Where the underlying cause of hypertension is not amenable to resolution (CKD, bilateral adrenal disease, or where owner or patient factors preclude definitive therapy) or hypertension persists or recurs despite treatment (CKD, hyperthyroidism), ongoing medical management of hypertension is required.
Numerous pharmacological agents have the potential to modulate BP in cats, but the best evaluated in a clinical setting are amlodipine (calcium channel blocker; CCB), telmisartan (angiotensin receptor blocker; ARB) and angiotensin-converting enzyme inhibitors (ACE-is), such as benazepril.
CCBs modulate vascular tone. In contrast, ARBs and ACE-is interrupt the renin-angiotensin-aldosterone system (RAAS) at slightly different levels. Wherever RAAS blockade is commenced, it is essential to ensure the patient is first well hydrated.

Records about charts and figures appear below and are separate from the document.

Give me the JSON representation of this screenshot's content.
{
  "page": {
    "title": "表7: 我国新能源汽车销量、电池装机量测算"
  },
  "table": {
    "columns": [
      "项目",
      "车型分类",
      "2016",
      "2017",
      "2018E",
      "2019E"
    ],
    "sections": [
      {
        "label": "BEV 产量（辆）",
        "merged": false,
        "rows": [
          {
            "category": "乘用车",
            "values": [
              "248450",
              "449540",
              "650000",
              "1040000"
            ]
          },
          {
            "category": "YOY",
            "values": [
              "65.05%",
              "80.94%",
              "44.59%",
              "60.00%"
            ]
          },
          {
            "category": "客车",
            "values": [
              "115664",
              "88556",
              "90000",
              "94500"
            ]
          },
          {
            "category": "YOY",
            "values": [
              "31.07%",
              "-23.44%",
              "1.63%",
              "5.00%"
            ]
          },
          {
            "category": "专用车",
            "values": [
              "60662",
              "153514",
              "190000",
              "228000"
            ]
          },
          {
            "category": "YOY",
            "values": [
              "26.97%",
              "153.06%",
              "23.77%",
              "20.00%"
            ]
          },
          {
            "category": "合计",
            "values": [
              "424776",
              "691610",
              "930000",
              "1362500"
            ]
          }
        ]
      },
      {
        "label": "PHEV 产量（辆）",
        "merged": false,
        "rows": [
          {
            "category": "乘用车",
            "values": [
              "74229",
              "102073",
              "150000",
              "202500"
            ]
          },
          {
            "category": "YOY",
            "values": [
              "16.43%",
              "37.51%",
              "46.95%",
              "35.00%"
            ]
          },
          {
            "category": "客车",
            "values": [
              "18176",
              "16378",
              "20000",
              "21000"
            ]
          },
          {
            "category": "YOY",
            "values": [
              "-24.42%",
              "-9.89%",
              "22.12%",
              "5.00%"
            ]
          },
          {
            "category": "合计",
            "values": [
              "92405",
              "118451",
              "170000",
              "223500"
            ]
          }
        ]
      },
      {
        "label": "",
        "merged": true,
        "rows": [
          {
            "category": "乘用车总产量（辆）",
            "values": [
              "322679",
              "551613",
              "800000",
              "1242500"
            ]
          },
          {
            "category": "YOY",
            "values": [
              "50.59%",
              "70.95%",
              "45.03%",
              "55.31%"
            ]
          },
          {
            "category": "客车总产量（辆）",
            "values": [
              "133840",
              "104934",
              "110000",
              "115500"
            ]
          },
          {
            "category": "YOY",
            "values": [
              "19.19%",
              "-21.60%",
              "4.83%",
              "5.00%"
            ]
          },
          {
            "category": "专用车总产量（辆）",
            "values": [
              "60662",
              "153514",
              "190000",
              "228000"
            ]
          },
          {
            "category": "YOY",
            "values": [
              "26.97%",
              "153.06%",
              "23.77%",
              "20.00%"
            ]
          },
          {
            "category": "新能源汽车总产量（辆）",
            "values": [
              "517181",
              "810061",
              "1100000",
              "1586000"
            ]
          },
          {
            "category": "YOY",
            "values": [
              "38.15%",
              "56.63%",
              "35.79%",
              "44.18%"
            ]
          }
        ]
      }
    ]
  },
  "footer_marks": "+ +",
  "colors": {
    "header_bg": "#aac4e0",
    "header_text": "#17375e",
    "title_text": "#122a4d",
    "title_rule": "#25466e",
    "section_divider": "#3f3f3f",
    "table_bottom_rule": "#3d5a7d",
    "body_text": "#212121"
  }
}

The first licensed product for the control of systemic hypertension in cats was amlodipine. The International Society of Feline Medicine and Surgery has produced a consensus statement that outlines the recommendations for BP measurement and control of hypertension in cats, and highlighting the role of amlodipine in the effective control of hypertension (Taylor et al, 2017).

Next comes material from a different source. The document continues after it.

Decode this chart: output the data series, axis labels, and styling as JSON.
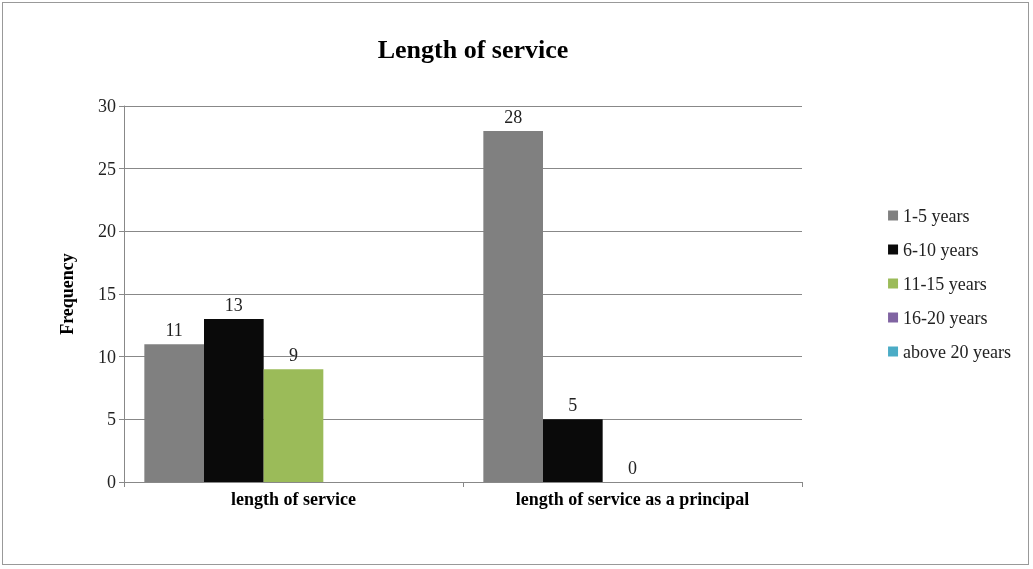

A chewable form of the drug has been shown to be both well accepted by cats, and effective in reducing the BP by an average of a little more than 20mmHg in mildly hypertensive cats (Huhtinen et al, 2015).
An earlier study (Elliott et al, 2001) and extensive clinical experience supports that amlodipine is capable of a powerful BP-lowering effect in patients with severe hypertension.
Telmisartan administered at a dose rate on 2mg/kg every 24 hours has been shown to reduce BP significantly in cats with naturally occurring, mild hypertension, regardless of cause, but including cats with CKD (average BP reduction 25mmHg after one month; (Coleman et al, 2019).
The drug gained a licence for the treatment of hypertension in cats some years ago. Prior to this telmisartan had already been established as an effective agent to control proteinuria (lower dose rate used) and in cases where both systemic hypertension and proteinuria are identified, it may be an appealing choice.
However the clinician should be aware that telmisartan has not been conclusively shown to effectively control severe hypertension, or protect from all target organ damage.
Although benazepril does have some BP-reducing effects, its effects are relatively weak and it is not specifically licensed for this indication. ACE-is are not usually recommended as a first line antihypertensive drug (Acierno et al, 2018).
In cases of severe hypertension, combination therapy may be required to achieve sufficient BP control. Telmisartan (or benazepril) can be used alongside amlodipine safely and effectively to achieve adequate BP control. In fact, combination therapy may be preferable in all cases.
In humans, ongoing intra-renal RAAS activation in the face of good BP control is possible in various disease states, and this process may continue unchecked if amlodipine is administered alone. This is undesirable, being detrimental to long-term renal function; concurrent RAAS blockade is warranted.
Side effects of antihypertensive treatment are uncommon. Hypotension (BP less than 120mmHg) can occur, but it is relatively rare even at the higher treatment doses (assuming that a careful upwards titration is used only when required). Fortunately, the agents discussed have a much more profound effect when the BP is raised, compared to when it is normal or near normal.
That said, dose increases should always be made gradually, and owners should be cautioned to be vigilant for signs of lethargy and weakness, which may indicate hypotension – particularly if the patient is prone to situational hypertension in clinic such that BP may have been overestimated.